The first stop on our journey was 1961 in Hampton, Virginia as we met the incredible Black women behind America's first space race: Katherine Johnson, Dorothy Vaughn, Mary Jackson, and Christine Darden. Hidden Figures, a major motion picture, is amazing. This true story of innovation, ambition, problem solving and perseverance is based on the nonfiction book for adults by Margot Lee Shetterly. She also wrote an excellent picture book and book for teens about these geniuses and their extraordinary contribution to American history, despite horrific obstacles like racism and sexism. Bottom line, if not for these women, America would not have put men in space or on the moon. Period. Want to go deeper? Check out Harper Collins' teacher's guide and NASA's resources here. We are printing out book covers and movie posters to attach to our mural and label.
1961 was not that long ago. I find it is particularly impactful when I can tell them the name of a family member who was born around that time. For children, this helps make these moments in history relatable, personal. They can nearly reach out and touch a place and time. You can see we also watched major motion picture Remember the Titans, about how a newly integrated football team discovered how to come together as a team and as human beings. That happened in 1971. Looking at those two events on the timeline led to a great discussion. Ten years had passed. What had actually changed in ten years?

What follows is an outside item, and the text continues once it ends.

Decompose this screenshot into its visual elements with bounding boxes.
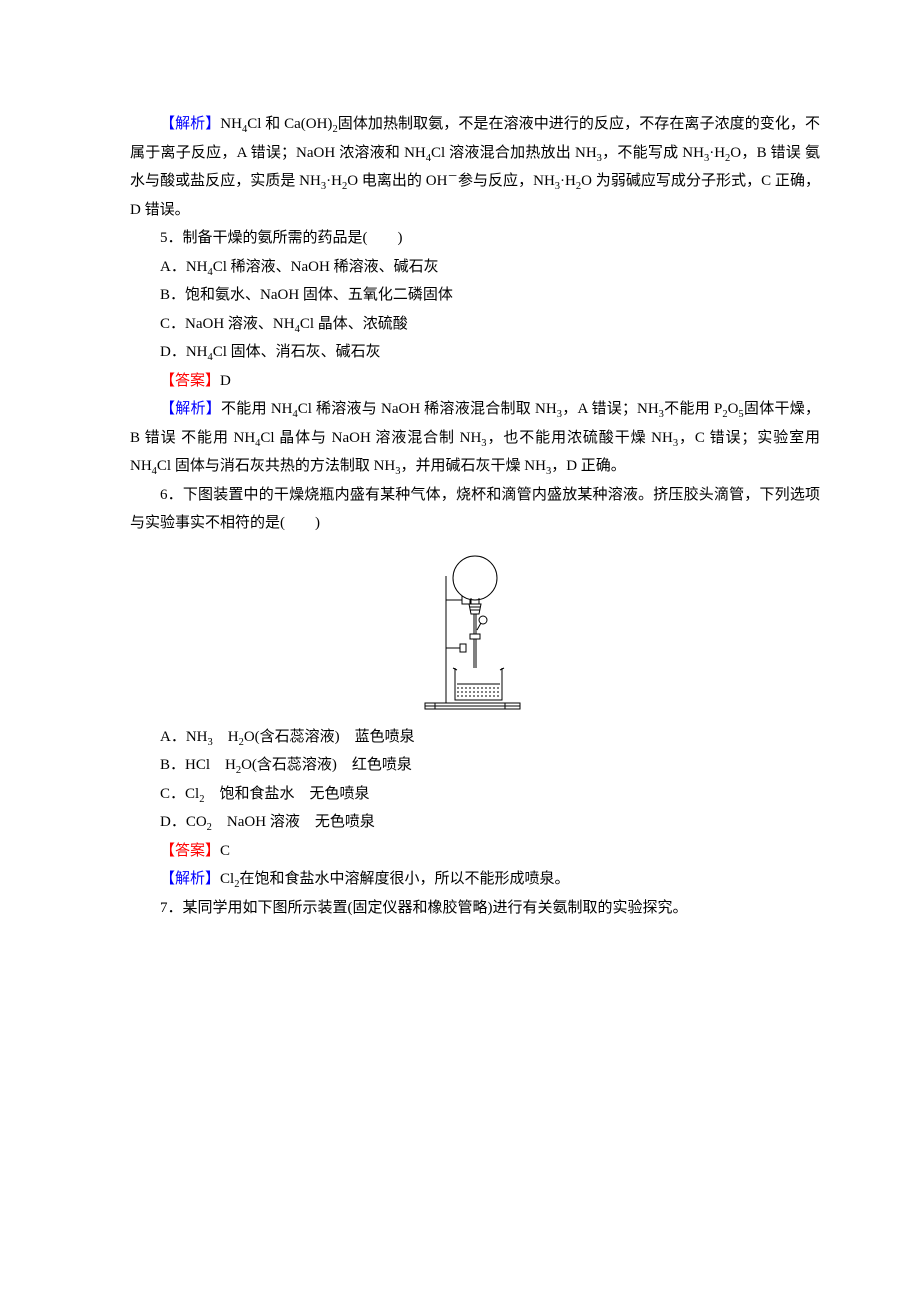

Okay! More to come. And I can’t wait to tell you about that gorgeous picture book featuring the supportive and dear friendship between Ella Fitzgerald and Marilyn Monroe. And please comment below and post pics if you are taking this journey in your home. And hey, we are talking about race and racism. Don’t be afraid. We are all learning. We are going to make mistakes. We are going to get an up close view of our own ignorance, our own complicity. Honestly, it’s the only way to change it. And we can do that together, right? I am open to any and all feedback and excited to learn, grow and do better.